In the 2003 edition of the AOSD conference, speakers took turns to deliver their papers and speeches. Among these was the keynote 1 address on Wednesday, March 19 by Gregor Kiczales from University of British Columbia.
Gregor Kiczales: Making The Code Look Like The Design
Much advancement in software development can be described more as making the code to look closely like the design – from the structured programming looping structure to model-focused development and object-oriented programming.
The first section of the keynote outlines inputs AOP (aspect-oriented programming) is ensuring for this evolution. What is special about AOP? What has it in common with other previous advances? What is there to learn from the past advances and what is the work that still needs to be done?
The second section examines additional steps in the evolution. That is intentional technology as a synthesis of aspect-oriented, object-oriented and intentional programming methods. The Integrated technology makes the code in many systems appear more like its design. Examples were used to show what intentional technology can look like and to examine the unique function to be played by aspect-orientation.
Thursday, March 20 was the delivery of keynote 2 by Satoshi Matsuoka from Tokyo Institute of Technology.
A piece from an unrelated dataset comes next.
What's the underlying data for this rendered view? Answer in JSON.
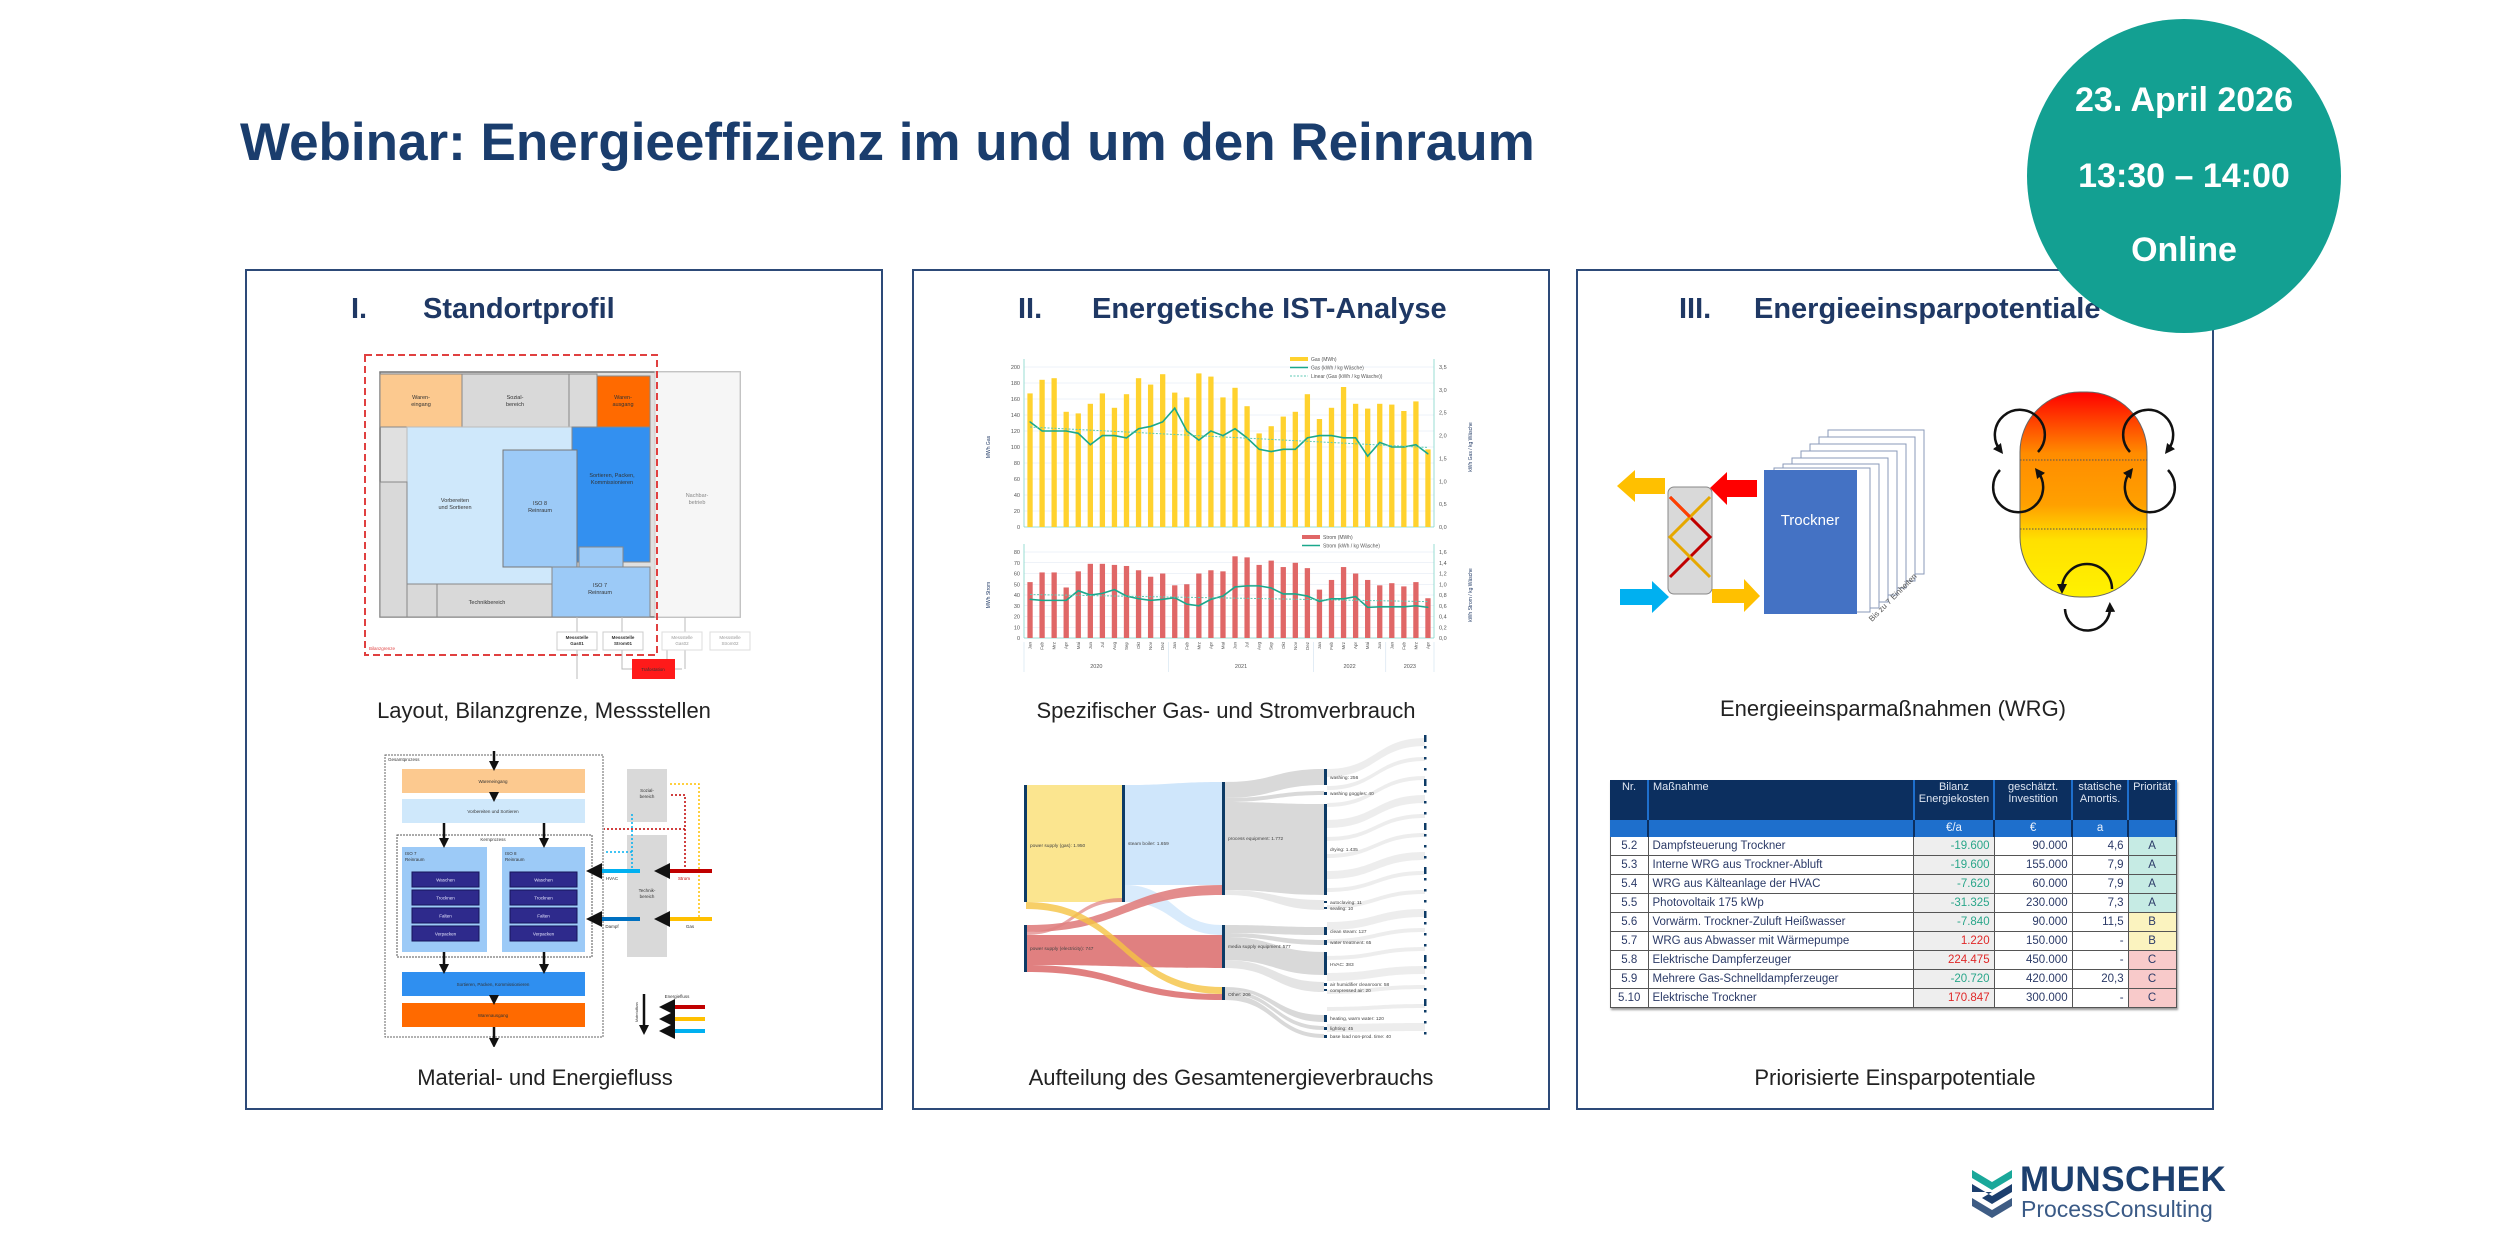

Satoshi Matsuoka: Aspect Of Grid Computing
The grid is observed to assume the position of a key infrastructure for network computing. There are active and large international and national projects that not just build grids but also conduct Grid middleware and Grid applications development and research. The talk introduces the existing status quo of Grid research and attempts to investigate and identify its prospects and aspects for aspect-oriented programming to play its part in the construction. The reason being that the present trend is focused on defining Grid services set as web-oriented component models.